C’è però un luogo dell’Utopia che, nel suo peregrinare sulle strade (dissestate) di questo grande granaio, il lucano all’estero avrebbe voluto visitare. Un luogo dell’utopia per eccellenza, tanto da portarne il nome: il museo dell’Utopia. Attenzione, fermi tutti. Un museo dell’Utopia in Basilicata? Per davvero? Il lucano all’estero non resiste alla tentazione e decide di inerpicarsi fin sulla montagna, per raggiungere il villaggio che lo ospita, un paese dal nome soldatesco: Campomaggiore. Qui, nel Settecento, il feudatario locale coltivava il suo visionarismo immaginando una città all’avanguardia in cui migliorare le condizioni del mondo rurale.
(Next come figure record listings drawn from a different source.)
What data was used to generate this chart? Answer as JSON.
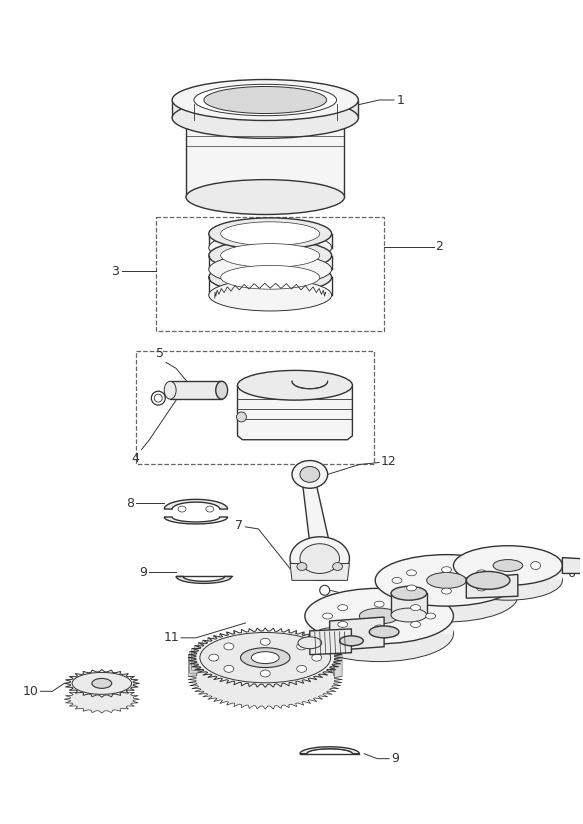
{
  "background_color": "#ffffff",
  "line_color": "#333333",
  "figsize": [
    5.83,
    8.24
  ],
  "dpi": 100
}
Con sua somma sorpresa e dispiacere, però, e nonostante la lunga deviazione, il lucano all’estero (e qualche altro sfortunato viaggiatore) ha scoperto che il museo dell’Utopia nei giorni infrasettimanali apre le porte solo nel tardo pomeriggio. Eppure siamo in estate, riflette a voce bassa il viaggiatore, per non farsi sentire, non vorrebbe apparire scortese. «Una vera utopia è dunque il visitarlo!», pensa osservando con sconforto il cartello. Viaggio a vuoto dunque, se non fosse per il fatto di scoprire un luogo nuovo, dove il viaggiatore conserva qualche memoria familiare perché in tempi remoti vi lavorò il nonno. Più che il paese dell’utopia sembra quello dei “zafarani”, ce ne sono chilometri appesi a seccare alle finestre. La gente è cordiale.

Lo avvisano del fatto che nella città vecchia si inscena uno spettacolo superbo, uno di quegli show che ora si chiamano “grandi attrattori”. Ma non è tutti i giorni, e poi il lucano all’estero è sedotto dai luoghi didattici, e dunque lascia il villaggio con amarezza e disappunto. Andando via, su un tornante che lo riporta giù al grande ibrido arteria/tratturo, una scritta di vernice rosso vivo lo ammonisce: «fujetevenn!». Lui lo fa con la tristezza nel cuore, perché era convinto che lì, in quel luogo ideale (mancato) dell’utopia, avrebbe appreso qualcosa di utile da portare con sé. Ma lo sguardo è pieno di cose da raccontare, e adesso che è lontano riesce a farlo col dovuto distacco. La penna riprende a scrivere, la memoria si schiude. Ripensa ai suoi luoghi ideali, è pronto a ripartire.